O Astronauta no Celeiro


Entrei por um velho portão de madeira de cerca de um metro e meio de altura, as dobradiças rodaram nos eixos sem ranger, mostrando que estavam bem engraxadas. As madeiras velhas e fortes não mostravam nenhum traço de apodrecimento, um cachorro me olhou assustado e voltou a dormir enrodilhado na sombra de um antigo cinamomo carcomido pelo tempo.

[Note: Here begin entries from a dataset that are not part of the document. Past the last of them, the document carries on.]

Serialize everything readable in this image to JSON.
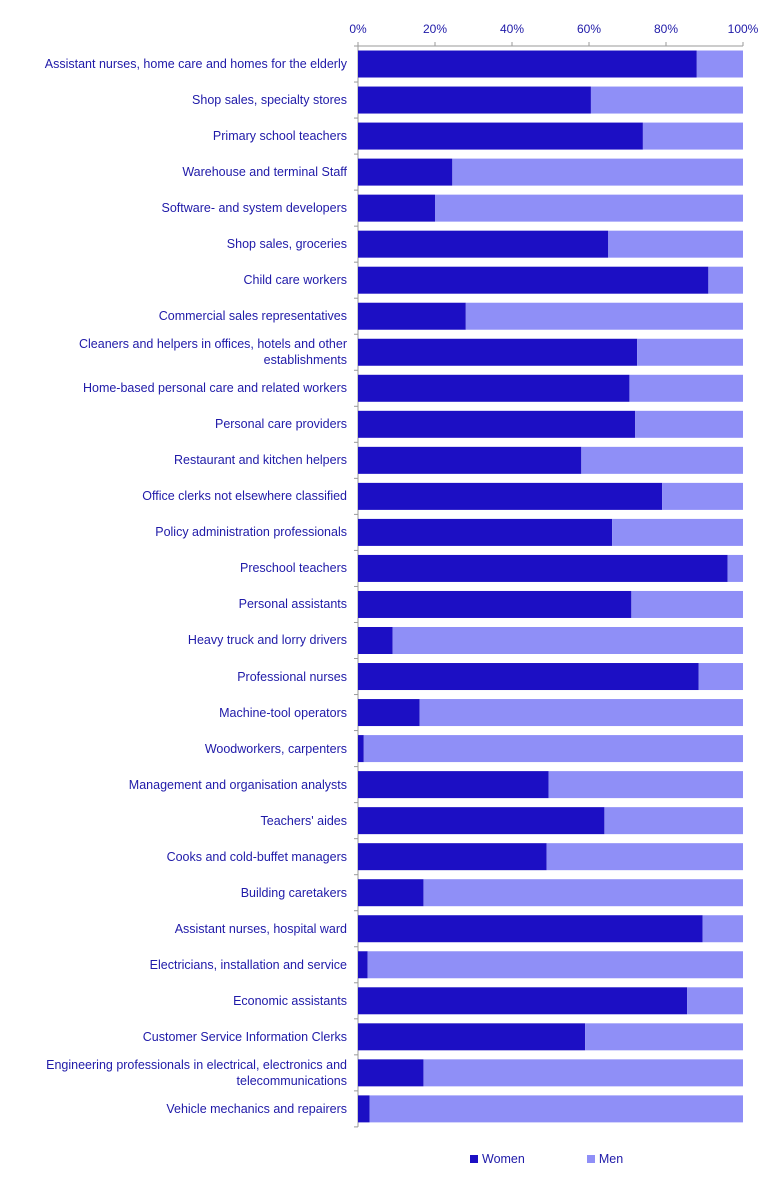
{
  "chart_data": {
    "type": "bar",
    "orientation": "horizontal",
    "stacked": true,
    "x_ticks": [
      "0%",
      "20%",
      "40%",
      "60%",
      "80%",
      "100%"
    ],
    "xlim": [
      0,
      100
    ],
    "categories": [
      "Assistant nurses, home care and homes for the elderly",
      "Shop sales, specialty stores",
      "Primary school teachers",
      "Warehouse and terminal Staff",
      "Software- and system developers",
      "Shop sales, groceries",
      "Child care workers",
      "Commercial sales representatives",
      "Cleaners and helpers in offices, hotels and other establishments",
      "Home-based personal care and related workers",
      "Personal care providers",
      "Restaurant and kitchen helpers",
      "Office clerks not elsewhere classified",
      "Policy administration professionals",
      "Preschool teachers",
      "Personal assistants",
      "Heavy truck and lorry drivers",
      "Professional nurses",
      "Machine-tool operators",
      "Woodworkers, carpenters",
      "Management and organisation analysts",
      "Teachers' aides",
      "Cooks and cold-buffet managers",
      "Building caretakers",
      "Assistant nurses, hospital ward",
      "Electricians, installation and service",
      "Economic assistants",
      "Customer Service Information Clerks",
      "Engineering professionals in electrical, electronics and telecommunications",
      "Vehicle mechanics and repairers"
    ],
    "series": [
      {
        "name": "Women",
        "color": "#1c0fc4",
        "values": [
          88,
          60.5,
          74,
          24.5,
          20,
          65,
          91,
          28,
          72.5,
          70.5,
          72,
          58,
          79,
          66,
          96,
          71,
          9,
          88.5,
          16,
          1.5,
          49.5,
          64,
          49,
          17,
          89.5,
          2.5,
          85.5,
          59,
          17,
          3
        ]
      },
      {
        "name": "Men",
        "color": "#8f8ff7",
        "values": [
          12,
          39.5,
          26,
          75.5,
          80,
          35,
          9,
          72,
          27.5,
          29.5,
          28,
          42,
          21,
          34,
          4,
          29,
          91,
          11.5,
          84,
          98.5,
          50.5,
          36,
          51,
          83,
          10.5,
          97.5,
          14.5,
          41,
          83,
          97
        ]
      }
    ],
    "legend": {
      "position": "bottom",
      "labels": [
        "Women",
        "Men"
      ]
    },
    "grid": false
  }
}
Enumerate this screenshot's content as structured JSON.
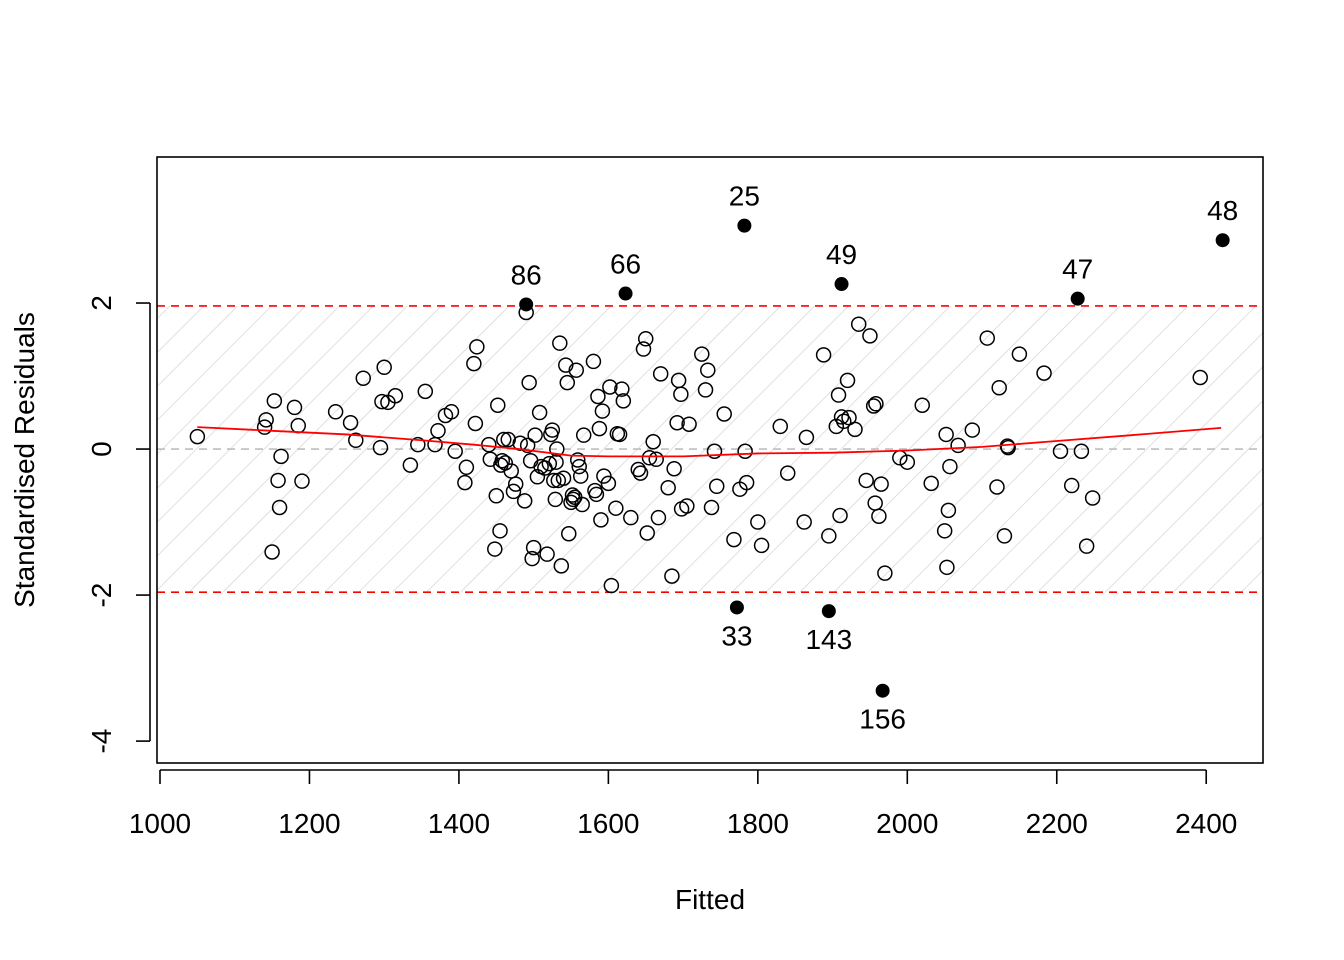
{
  "chart_data": {
    "type": "scatter",
    "title": "",
    "xlabel": "Fitted",
    "ylabel": "Standardised Residuals",
    "xlim": [
      1000,
      2480
    ],
    "ylim": [
      -4.3,
      4.0
    ],
    "x_ticks": [
      1000,
      1200,
      1400,
      1600,
      1800,
      2000,
      2200,
      2400
    ],
    "y_ticks": [
      -4,
      -2,
      0,
      2
    ],
    "x_tick_labels": [
      "1000",
      "1200",
      "1400",
      "1600",
      "1800",
      "2000",
      "2200",
      "2400"
    ],
    "y_tick_labels": [
      "-4",
      "-2",
      "0",
      "2"
    ],
    "bounds": [
      -1.96,
      1.96
    ],
    "colors": {
      "points": "#000000",
      "smooth": "#ff0000",
      "bounds": "#ff0000",
      "zero_line": "#bebebe",
      "hatch": "#d3d3d3"
    },
    "points": [
      [
        1050,
        0.17
      ],
      [
        1140,
        0.3
      ],
      [
        1142,
        0.4
      ],
      [
        1150,
        -1.41
      ],
      [
        1153,
        0.66
      ],
      [
        1158,
        -0.43
      ],
      [
        1160,
        -0.8
      ],
      [
        1162,
        -0.1
      ],
      [
        1180,
        0.57
      ],
      [
        1185,
        0.32
      ],
      [
        1190,
        -0.44
      ],
      [
        1235,
        0.51
      ],
      [
        1255,
        0.36
      ],
      [
        1262,
        0.12
      ],
      [
        1272,
        0.97
      ],
      [
        1295,
        0.02
      ],
      [
        1297,
        0.65
      ],
      [
        1300,
        1.12
      ],
      [
        1305,
        0.64
      ],
      [
        1315,
        0.73
      ],
      [
        1335,
        -0.22
      ],
      [
        1345,
        0.06
      ],
      [
        1355,
        0.79
      ],
      [
        1368,
        0.06
      ],
      [
        1372,
        0.25
      ],
      [
        1382,
        0.46
      ],
      [
        1390,
        0.51
      ],
      [
        1395,
        -0.03
      ],
      [
        1408,
        -0.46
      ],
      [
        1410,
        -0.25
      ],
      [
        1420,
        1.17
      ],
      [
        1422,
        0.35
      ],
      [
        1424,
        1.4
      ],
      [
        1440,
        0.06
      ],
      [
        1442,
        -0.14
      ],
      [
        1448,
        -1.37
      ],
      [
        1450,
        -0.64
      ],
      [
        1452,
        0.6
      ],
      [
        1455,
        -1.12
      ],
      [
        1456,
        -0.22
      ],
      [
        1458,
        -0.16
      ],
      [
        1460,
        0.13
      ],
      [
        1462,
        -0.19
      ],
      [
        1466,
        0.13
      ],
      [
        1470,
        -0.3
      ],
      [
        1473,
        -0.58
      ],
      [
        1476,
        -0.48
      ],
      [
        1482,
        0.08
      ],
      [
        1488,
        -0.71
      ],
      [
        1490,
        1.87
      ],
      [
        1492,
        0.05
      ],
      [
        1494,
        0.91
      ],
      [
        1496,
        -0.16
      ],
      [
        1498,
        -1.5
      ],
      [
        1500,
        -1.35
      ],
      [
        1502,
        0.19
      ],
      [
        1505,
        -0.38
      ],
      [
        1508,
        0.5
      ],
      [
        1510,
        -0.24
      ],
      [
        1515,
        -0.26
      ],
      [
        1518,
        -1.44
      ],
      [
        1521,
        -0.2
      ],
      [
        1523,
        0.2
      ],
      [
        1525,
        0.26
      ],
      [
        1527,
        -0.43
      ],
      [
        1529,
        -0.69
      ],
      [
        1530,
        -0.18
      ],
      [
        1531,
        0.0
      ],
      [
        1533,
        -0.43
      ],
      [
        1535,
        1.45
      ],
      [
        1537,
        -1.6
      ],
      [
        1540,
        -0.4
      ],
      [
        1543,
        1.15
      ],
      [
        1545,
        0.91
      ],
      [
        1547,
        -1.16
      ],
      [
        1550,
        -0.73
      ],
      [
        1552,
        -0.63
      ],
      [
        1553,
        -0.69
      ],
      [
        1555,
        -0.66
      ],
      [
        1557,
        1.08
      ],
      [
        1559,
        -0.15
      ],
      [
        1561,
        -0.24
      ],
      [
        1563,
        -0.37
      ],
      [
        1565,
        -0.76
      ],
      [
        1567,
        0.19
      ],
      [
        1580,
        1.2
      ],
      [
        1582,
        -0.57
      ],
      [
        1584,
        -0.62
      ],
      [
        1586,
        0.72
      ],
      [
        1588,
        0.28
      ],
      [
        1590,
        -0.97
      ],
      [
        1592,
        0.52
      ],
      [
        1594,
        -0.37
      ],
      [
        1600,
        -0.47
      ],
      [
        1602,
        0.85
      ],
      [
        1604,
        -1.87
      ],
      [
        1610,
        -0.81
      ],
      [
        1612,
        0.21
      ],
      [
        1615,
        0.2
      ],
      [
        1618,
        0.82
      ],
      [
        1620,
        0.66
      ],
      [
        1630,
        -0.94
      ],
      [
        1640,
        -0.28
      ],
      [
        1643,
        -0.33
      ],
      [
        1647,
        1.37
      ],
      [
        1650,
        1.51
      ],
      [
        1652,
        -1.15
      ],
      [
        1655,
        -0.12
      ],
      [
        1660,
        0.1
      ],
      [
        1664,
        -0.14
      ],
      [
        1667,
        -0.94
      ],
      [
        1670,
        1.03
      ],
      [
        1680,
        -0.53
      ],
      [
        1685,
        -1.74
      ],
      [
        1688,
        -0.27
      ],
      [
        1692,
        0.36
      ],
      [
        1694,
        0.94
      ],
      [
        1697,
        0.75
      ],
      [
        1698,
        -0.82
      ],
      [
        1705,
        -0.78
      ],
      [
        1708,
        0.34
      ],
      [
        1725,
        1.3
      ],
      [
        1730,
        0.81
      ],
      [
        1733,
        1.08
      ],
      [
        1738,
        -0.8
      ],
      [
        1742,
        -0.03
      ],
      [
        1745,
        -0.51
      ],
      [
        1755,
        0.48
      ],
      [
        1768,
        -1.24
      ],
      [
        1776,
        -0.55
      ],
      [
        1783,
        -0.03
      ],
      [
        1785,
        -0.46
      ],
      [
        1800,
        -1.0
      ],
      [
        1805,
        -1.32
      ],
      [
        1830,
        0.31
      ],
      [
        1840,
        -0.33
      ],
      [
        1862,
        -1.0
      ],
      [
        1865,
        0.16
      ],
      [
        1888,
        1.29
      ],
      [
        1895,
        -1.19
      ],
      [
        1905,
        0.31
      ],
      [
        1908,
        0.74
      ],
      [
        1910,
        -0.91
      ],
      [
        1912,
        0.44
      ],
      [
        1915,
        0.38
      ],
      [
        1920,
        0.94
      ],
      [
        1922,
        0.43
      ],
      [
        1930,
        0.27
      ],
      [
        1935,
        1.71
      ],
      [
        1945,
        -0.43
      ],
      [
        1950,
        1.55
      ],
      [
        1955,
        0.59
      ],
      [
        1957,
        -0.74
      ],
      [
        1958,
        0.62
      ],
      [
        1962,
        -0.92
      ],
      [
        1965,
        -0.48
      ],
      [
        1970,
        -1.7
      ],
      [
        1990,
        -0.12
      ],
      [
        2000,
        -0.18
      ],
      [
        2020,
        0.6
      ],
      [
        2032,
        -0.47
      ],
      [
        2050,
        -1.12
      ],
      [
        2052,
        0.2
      ],
      [
        2053,
        -1.62
      ],
      [
        2055,
        -0.84
      ],
      [
        2057,
        -0.24
      ],
      [
        2068,
        0.05
      ],
      [
        2087,
        0.26
      ],
      [
        2107,
        1.52
      ],
      [
        2120,
        -0.52
      ],
      [
        2123,
        0.84
      ],
      [
        2130,
        -1.19
      ],
      [
        2134,
        0.04
      ],
      [
        2135,
        0.02
      ],
      [
        2150,
        1.3
      ],
      [
        2183,
        1.04
      ],
      [
        2205,
        -0.03
      ],
      [
        2220,
        -0.5
      ],
      [
        2233,
        -0.03
      ],
      [
        2240,
        -1.33
      ],
      [
        2248,
        -0.67
      ],
      [
        2392,
        0.98
      ]
    ],
    "outliers": [
      {
        "label": "25",
        "x": 1782,
        "y": 3.06
      },
      {
        "label": "48",
        "x": 2422,
        "y": 2.86
      },
      {
        "label": "49",
        "x": 1912,
        "y": 2.26
      },
      {
        "label": "66",
        "x": 1623,
        "y": 2.13
      },
      {
        "label": "47",
        "x": 2228,
        "y": 2.06
      },
      {
        "label": "86",
        "x": 1490,
        "y": 1.98
      },
      {
        "label": "33",
        "x": 1772,
        "y": -2.17
      },
      {
        "label": "143",
        "x": 1895,
        "y": -2.22
      },
      {
        "label": "156",
        "x": 1967,
        "y": -3.31
      }
    ],
    "smooth": [
      [
        1050,
        0.3
      ],
      [
        1150,
        0.25
      ],
      [
        1250,
        0.2
      ],
      [
        1350,
        0.12
      ],
      [
        1420,
        0.06
      ],
      [
        1480,
        0.0
      ],
      [
        1550,
        -0.09
      ],
      [
        1600,
        -0.1
      ],
      [
        1700,
        -0.1
      ],
      [
        1800,
        -0.06
      ],
      [
        1900,
        -0.05
      ],
      [
        2000,
        -0.02
      ],
      [
        2100,
        0.03
      ],
      [
        2200,
        0.11
      ],
      [
        2300,
        0.19
      ],
      [
        2420,
        0.29
      ]
    ]
  }
}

Segui por uma trilha sinuosa no meio do capinzal, os pedregulhos do chão pareciam crocantes no solado das minhas botinas, muitas laranjeiras cercavam todo o caminho. Passei por uma antiga casa em estilo colonial muito simples, grande ela tinha as paredes bem caiadas que brilhavam ao sol com a alva característica da cal. Mais adiante me deparei com outra construção, essa de madeira, também muito grande e alta, com as tábuas das paredes dispostas de forma horizontal e longitudinalmente, no estilho americano de construir, parecendo um antigo celeiro, ou galpão de estância. Uma das folhas da porta entreaberta balançava suavemente com a brisa morna daquela tarde quente, pela grande fresta pude ver uma velha maquina na sombra. Ouvi um som de música e continuei, dando mais uns passos. Em uma sombra projetada pela alta cumeeira daquele galpão, um homem trabalhava debaixo de um velho trator, manejando com destreza uma enorme chave inglesa, tendo a seus pés um banquinho com um rádio tocando uma música suave, a qual ele acompanhava assoviando, enquanto trabalhava. Fiquei a observar a cena, quando subitamente a peça em que ele mexia se soltou e foi seguida por um jato de óleo queimado que quase atinge seu rosto. O homem com agilidade afastou-se de lado ao mesmo tempo em que aparava o líquido viscoso com uma espécie de recipiente de lata, colocando-o exatamente na direção de onde o liquido se esvaía. Feito isso se arrastou sem dificuldades para fora, levantando-se com igual agilidade, nisso percebi que era bem velho, apesar da jovialidade dos gestos. Olhou-me um pouco espantado, a longa franja do cabelo escasso, vermelha soprou com o vento revelando a tez queimada pelo sol, gotas de suor empapando a testa enrugada e judiada pelo tempo. Estendeu a mão com um sorriso leve e cordial, retribuí.
_Olá! Meu nome é Iuri, com “I”, é mais fácil de escrever do que com “Y”. Disse.
_Boa tarde, Procuro por uma peça de metal, que possa servir como grelha, ou um disco que possa ser levado ao fogo para fritar ou cozinhar carnes, indicaram-me seu estabelecimento. Ele riu.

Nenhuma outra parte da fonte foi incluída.